2. Inferior sagittal sinus: lies at the inferior free border of falx cerebri
3. Straight sinus: lies at the line of attachment of falx cerebri and tentorium cerebelli
- Formed by the union of inferior sagittal sinus and the great cerebral vein of galen.
4. Occipital sinus: lies in the attached border of tenorium cerebelli
- Communicates inferiorly with the internal vertebral venous plexus.
5. Confluence of sinuses (torcular Herophili): It is lies at the inner occipital protuberance and is formed by the union of:
- Superior sagittal sinus
- Straight sinus
- Occipital sinus
It drains into the transverse sinuses.
6. Transverse sinuses: runs transversely at the posterolateral margin of tentorium cerebelli
- Drains venous blood from transverse sinus into the sigmoid sinus.
- Normally, one transverse sinus can be smaller than the other – usually the left is larger.
7. Sigmoid sinus: as the name suggests, it follows “S” shaped pathway – inferomedially from the transverse sinus (parietal to temporal bone) and then anterolaterally (temporal to occipital bone) into the jugular foramen where it continues as Internal Jugual Vein (IJV).
- forms deep grooves in the bones along it’s course
8. Cavernous sinus:
- The inter-cavernous sinuses lie on the body of sphenoid. These connect the cavernous sinuses of the 2 sides which sits on the side of the body of sphenoid.
- It contains the siphon of Interncal Carotid Artery (ICA).
- Receives venous blood from superior and inferior ophthalmic veins, superficial middle cerebral vein and sphenoparietal sinus.
- Drains into superficial and inferior petrosal sinuses.
- Applied anatomy of cavernous sinus has been discussed earlier.
9. Superior petrosal sinus: runs along petrous part of temporal bone (anterolateral attachment of tentroium cerebelli)
- Drains cavernous sinus into sigmoid sinus
10. Inferior petrosal sinus: runs in the groove between petrous temporal bone and basilar occipital bone
- Drains cavernous sinus into sigmoid sinus
Basilar venous plexus: lies over the basilar part of occipital bone and connects the 2 inferior petrosal sinuses and communicates with the intervertebral venous plexus.
Dural Venous Sinus Thrombosis
Venous occlusion presents with a myriad of symptoms with variable severity.

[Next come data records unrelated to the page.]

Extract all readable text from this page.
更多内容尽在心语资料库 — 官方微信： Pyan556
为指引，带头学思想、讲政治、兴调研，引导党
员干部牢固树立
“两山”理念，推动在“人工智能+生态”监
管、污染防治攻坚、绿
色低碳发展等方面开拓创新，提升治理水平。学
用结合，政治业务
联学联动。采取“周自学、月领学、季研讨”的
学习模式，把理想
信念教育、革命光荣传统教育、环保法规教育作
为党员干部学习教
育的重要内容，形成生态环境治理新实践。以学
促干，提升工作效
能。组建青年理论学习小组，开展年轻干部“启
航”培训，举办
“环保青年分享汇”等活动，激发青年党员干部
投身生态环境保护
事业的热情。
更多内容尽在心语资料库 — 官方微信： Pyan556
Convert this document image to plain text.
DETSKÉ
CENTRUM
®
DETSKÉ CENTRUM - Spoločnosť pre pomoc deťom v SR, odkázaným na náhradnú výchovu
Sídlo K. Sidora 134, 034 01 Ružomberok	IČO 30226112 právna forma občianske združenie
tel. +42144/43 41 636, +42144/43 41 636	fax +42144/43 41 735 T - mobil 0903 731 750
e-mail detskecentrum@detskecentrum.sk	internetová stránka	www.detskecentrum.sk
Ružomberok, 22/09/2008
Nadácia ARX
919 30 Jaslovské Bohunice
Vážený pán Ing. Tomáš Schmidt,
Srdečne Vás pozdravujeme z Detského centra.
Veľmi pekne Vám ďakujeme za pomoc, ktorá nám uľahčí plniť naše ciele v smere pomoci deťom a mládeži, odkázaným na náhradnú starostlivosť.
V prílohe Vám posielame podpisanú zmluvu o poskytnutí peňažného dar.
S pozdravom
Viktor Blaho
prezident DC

Sometimes the symptoms are as mild as simple headaches and other times they are severe enough to produce confusion, stupor, or even coma, along with paralysis and other focal neurologic deficits. Superior sagittal sinus or the dominant transverse sinus thrombosis can affect the arachnoid granulations absorption of cerebrospinal fluid, a consequently increase of cerebral swelling may occur. The subsequent venous hypertension can lead to oedema, and even hemorrhage.